I really enjoyed the in game parts more than the real world parts, except for the skateboarding competition, I could play that for hours. Man I miss good Tony Hawk games! The overworld map is really nice too, it looks like a real layout of Tokyo and it is your hub world between events. You travel from arena to arena competing to be the best. You get current Tokyo and 8-bit Tokyo which is pretty sweet, I plan on snapshotting them and seeing if they are the same or show the difference from 55 years ago. Since I’ve never been and probably will never get to Japan it’s pretty cool to experience it in game, much like the Yakuza games.

Mini Games

(Mario & Sonic at the Olympic Games Tokyo 2020 – Sega)

Since this is an Olympic based game you get to partake in what the athletes do. If you looked at me in real life you’d see the only thing that I would partake in is a piece of pizza and that I’m not athlete. It’s nice to be able to play some of these events that I’m either too old for or two out of shape for. I enjoyed the track and field and had a bit of trouble with the gymnastics, but when I got to be Luigi in the Skateboarding event, I was in love.

In the early 2000’s Activision would release really good Tony Hawk games in October or so. I bought them up and unlocked all the goodies with my buddies. I miss that time in my life and that era in gaming and it was nice to see Sega absolutely NAIL skateboarding in this game. Yes, it is a tad simplified, there are no button combos but I loved the idea of whipping around the park while grinding and ollieing to my hearts content.

Overall Feeling

(Mario & Sonic at the Olympic Games Tokyo 2020 – Sega)

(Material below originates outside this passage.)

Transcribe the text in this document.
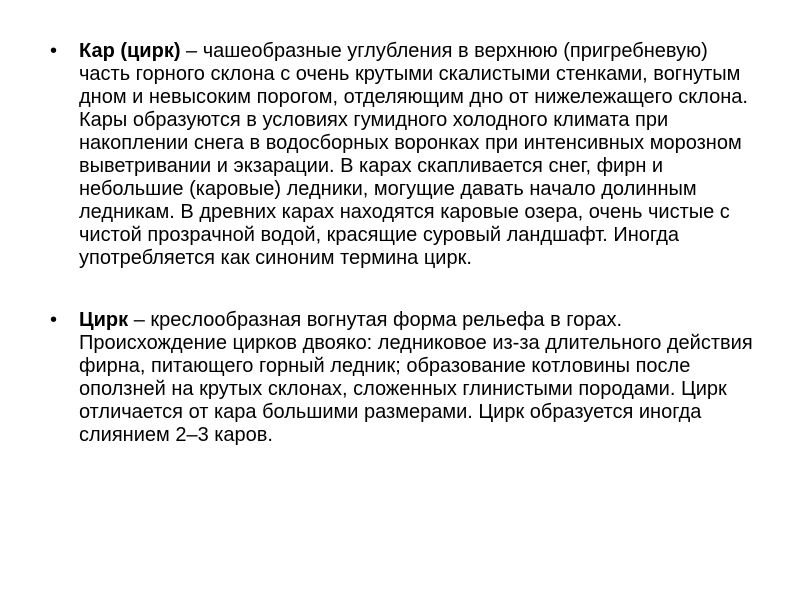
• Кар (цирк) – чашеобразные углубления в верхнюю (пригребневую) часть горного склона с очень крутыми скалистыми стенками, вогнутым дном и невысоким порогом, отделяющим дно от нижележащего склона. Кары образуются в условиях гумидного холодного климата при накоплении снега в водосборных воронках при интенсивных морозном выветривании и экзарации. В карах скапливается снег, фирн и небольшие (каровые) ледники, могущие давать начало долинным ледникам. В древних карах находятся каровые озера, очень чистые с чистой прозрачной водой, красящие суровый ландшафт. Иногда употребляется как синоним термина цирк.
• Цирк – креслообразная вогнутая форма рельефа в горах. Происхождение цирков двояко: ледниковое из-за длительного действия фирна, питающего горный ледник; образование котловины после оползней на крутых склонах, сложенных глинистыми породами. Цирк отличается от кара большими размерами. Цирк образуется иногда слиянием 2–3 каров.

Right now after putting a few hours into this title, I’m thinking Sega may be getting the Gold. The mini-games are fun to play against the CPU, but I’m itching to try my skills out against some real competition online. Hopefully as November 5th comes closer and closer more reviewers will begin to play the game and I can battle against some YouTube personalities and maybe some paid “journalists.” We all saw how well they did with Cuphead!